Most neighborhoods around Portland are still covered in snow and ice from last week’s storm, but now a slick coating of freezing rain may be added on top.

If you head to your local hardware store looking for supplies like ice melt, good luck. Most stores have been sold out of it for days.

However, there are a few other things you can use instead.

“We have this great anti-slip ice carpet,” said Kevin Retalia of the Ace Hardware on Northeast Broadway. “It comes on a 10-foot roll, you can roll it down your stairs, in front of your house or along your front walkway, and it acts as a nice barrier in between the ice and your shoes.”

Speaking of shoes, try getting Ice Cleats that wrap around the soles of your shoes or boots to help you walk on icy sidewalks and streets.

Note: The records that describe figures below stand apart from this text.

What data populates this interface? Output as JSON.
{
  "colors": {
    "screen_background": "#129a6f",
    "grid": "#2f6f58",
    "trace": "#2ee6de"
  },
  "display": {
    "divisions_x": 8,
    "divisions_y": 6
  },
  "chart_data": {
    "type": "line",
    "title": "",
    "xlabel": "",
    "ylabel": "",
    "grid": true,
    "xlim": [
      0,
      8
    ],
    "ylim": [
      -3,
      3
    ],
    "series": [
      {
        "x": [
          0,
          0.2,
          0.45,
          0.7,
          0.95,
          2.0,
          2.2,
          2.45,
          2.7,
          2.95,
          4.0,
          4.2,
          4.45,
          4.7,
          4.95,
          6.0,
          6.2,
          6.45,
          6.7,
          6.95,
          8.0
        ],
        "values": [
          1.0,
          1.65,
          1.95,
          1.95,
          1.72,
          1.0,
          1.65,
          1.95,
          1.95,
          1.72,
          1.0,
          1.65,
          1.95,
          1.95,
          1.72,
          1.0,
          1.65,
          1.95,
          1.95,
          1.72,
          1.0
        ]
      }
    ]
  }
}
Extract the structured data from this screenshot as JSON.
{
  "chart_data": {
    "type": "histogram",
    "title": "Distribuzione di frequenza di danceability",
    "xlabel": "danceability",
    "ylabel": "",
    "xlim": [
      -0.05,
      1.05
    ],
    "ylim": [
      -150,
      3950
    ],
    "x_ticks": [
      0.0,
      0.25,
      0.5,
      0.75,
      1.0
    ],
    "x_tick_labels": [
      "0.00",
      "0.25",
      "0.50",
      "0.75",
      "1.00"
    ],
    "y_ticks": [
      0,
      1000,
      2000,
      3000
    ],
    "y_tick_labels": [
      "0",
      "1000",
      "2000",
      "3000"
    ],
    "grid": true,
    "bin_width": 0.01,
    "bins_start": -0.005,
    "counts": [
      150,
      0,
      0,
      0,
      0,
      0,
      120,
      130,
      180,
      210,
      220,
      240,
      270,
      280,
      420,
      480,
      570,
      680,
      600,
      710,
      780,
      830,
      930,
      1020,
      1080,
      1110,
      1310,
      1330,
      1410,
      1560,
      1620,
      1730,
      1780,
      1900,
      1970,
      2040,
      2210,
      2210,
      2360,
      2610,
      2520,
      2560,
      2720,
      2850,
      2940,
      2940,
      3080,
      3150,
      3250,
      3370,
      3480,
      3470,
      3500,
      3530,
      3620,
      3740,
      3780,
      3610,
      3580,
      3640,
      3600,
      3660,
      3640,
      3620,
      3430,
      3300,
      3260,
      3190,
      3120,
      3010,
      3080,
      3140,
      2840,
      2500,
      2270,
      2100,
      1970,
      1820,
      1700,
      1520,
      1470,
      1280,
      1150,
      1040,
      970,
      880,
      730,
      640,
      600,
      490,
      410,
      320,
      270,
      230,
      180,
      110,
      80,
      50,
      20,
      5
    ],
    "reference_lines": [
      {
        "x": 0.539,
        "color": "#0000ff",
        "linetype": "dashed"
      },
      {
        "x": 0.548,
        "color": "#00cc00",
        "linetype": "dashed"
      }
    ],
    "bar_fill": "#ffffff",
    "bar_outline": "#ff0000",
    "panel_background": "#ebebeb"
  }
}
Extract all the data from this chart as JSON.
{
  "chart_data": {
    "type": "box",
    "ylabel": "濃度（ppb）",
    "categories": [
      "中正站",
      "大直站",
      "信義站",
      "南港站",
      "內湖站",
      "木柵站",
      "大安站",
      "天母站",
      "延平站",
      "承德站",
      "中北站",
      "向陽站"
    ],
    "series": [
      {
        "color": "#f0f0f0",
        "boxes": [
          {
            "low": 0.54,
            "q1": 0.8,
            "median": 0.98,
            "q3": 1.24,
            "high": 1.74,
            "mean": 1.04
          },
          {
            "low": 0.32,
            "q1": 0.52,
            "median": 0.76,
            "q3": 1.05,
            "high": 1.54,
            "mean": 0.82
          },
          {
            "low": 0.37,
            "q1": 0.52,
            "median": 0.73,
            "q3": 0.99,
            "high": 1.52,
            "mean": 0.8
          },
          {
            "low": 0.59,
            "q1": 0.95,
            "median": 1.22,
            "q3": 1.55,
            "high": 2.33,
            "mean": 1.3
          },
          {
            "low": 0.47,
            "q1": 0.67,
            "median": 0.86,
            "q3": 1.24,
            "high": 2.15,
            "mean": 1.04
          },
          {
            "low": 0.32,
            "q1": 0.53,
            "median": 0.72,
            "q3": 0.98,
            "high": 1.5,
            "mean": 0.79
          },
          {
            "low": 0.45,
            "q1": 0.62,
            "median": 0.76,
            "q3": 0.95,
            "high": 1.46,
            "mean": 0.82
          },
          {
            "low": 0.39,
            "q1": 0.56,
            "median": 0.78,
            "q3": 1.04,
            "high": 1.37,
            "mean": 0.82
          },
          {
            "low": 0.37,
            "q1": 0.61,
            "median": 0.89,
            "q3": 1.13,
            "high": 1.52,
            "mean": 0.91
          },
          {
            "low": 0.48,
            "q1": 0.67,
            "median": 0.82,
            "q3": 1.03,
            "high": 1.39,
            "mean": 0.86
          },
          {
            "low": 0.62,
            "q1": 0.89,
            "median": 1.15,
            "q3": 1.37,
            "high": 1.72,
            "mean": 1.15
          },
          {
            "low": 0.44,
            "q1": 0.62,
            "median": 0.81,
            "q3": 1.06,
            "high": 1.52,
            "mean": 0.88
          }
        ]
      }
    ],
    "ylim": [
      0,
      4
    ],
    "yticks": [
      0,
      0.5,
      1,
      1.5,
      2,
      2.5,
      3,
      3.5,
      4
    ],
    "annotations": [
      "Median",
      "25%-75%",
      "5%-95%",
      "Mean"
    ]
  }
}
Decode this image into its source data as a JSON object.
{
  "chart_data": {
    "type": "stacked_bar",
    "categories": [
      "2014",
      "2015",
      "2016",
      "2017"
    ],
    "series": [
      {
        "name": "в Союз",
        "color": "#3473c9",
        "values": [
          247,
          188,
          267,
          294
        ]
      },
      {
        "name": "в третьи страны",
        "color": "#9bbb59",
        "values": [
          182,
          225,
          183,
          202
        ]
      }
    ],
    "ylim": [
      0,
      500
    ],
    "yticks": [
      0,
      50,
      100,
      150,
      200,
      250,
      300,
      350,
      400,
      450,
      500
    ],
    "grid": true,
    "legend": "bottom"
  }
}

You can even make homemade de-icer for your windshield by mixing two parts rubbing alcohol with one part water and adding a few squirts of dishwashing liquid, Retalia said. Mix that together, spray it on your windshield and it will start melting the ice for you.

In preparation of ice-covered branches taking down power lines, you’ll want to have a generator or another alternate heat source, plus flashlights, batteries and lanterns.

Add that to your emergency kit at home stocked with food, water and any medication you might need.

“If you have a concern about a tree that you think maybe the tree itself could come down and affect power lines near your home, or a limb that looks like it might come down, give us a call,” said Steve Corson with PGE.

To report a tree or limb that concerns you, or one that falls in a storm, call PGE’s Tree Hotline at 1-800-544-1794. You can also learn more at www.portlandgeneral.com/trees.

Crews with PGE work year-round to trim a quarter of a million trees that grow near power lines, but they’ve been especially busy with the recent storms.

Arborists and tree service companies have been, too.

Some crews were still responding to trees down around and on homes as of Monday afternoon that had been there for several days already.

Experts say it’s okay to shake snow off of smaller, ornamental tree limbs, but stay away from the larger canopies of old growth. If you have concerns about a large tree in your yard, call a professional. Trying to shake off snow or ice, or trim branches yourself only puts you in harm’s way.

“One of my coworkers was talking about a neighbor of theirs who was going to go out with a cardboard tube and knock the snow off the [power] lines, or try to knock the ice off some lines going to their house to reduce the risk of an outage,” Corson said.  “Don’t do that. Don’t go anywhere near those power lines.”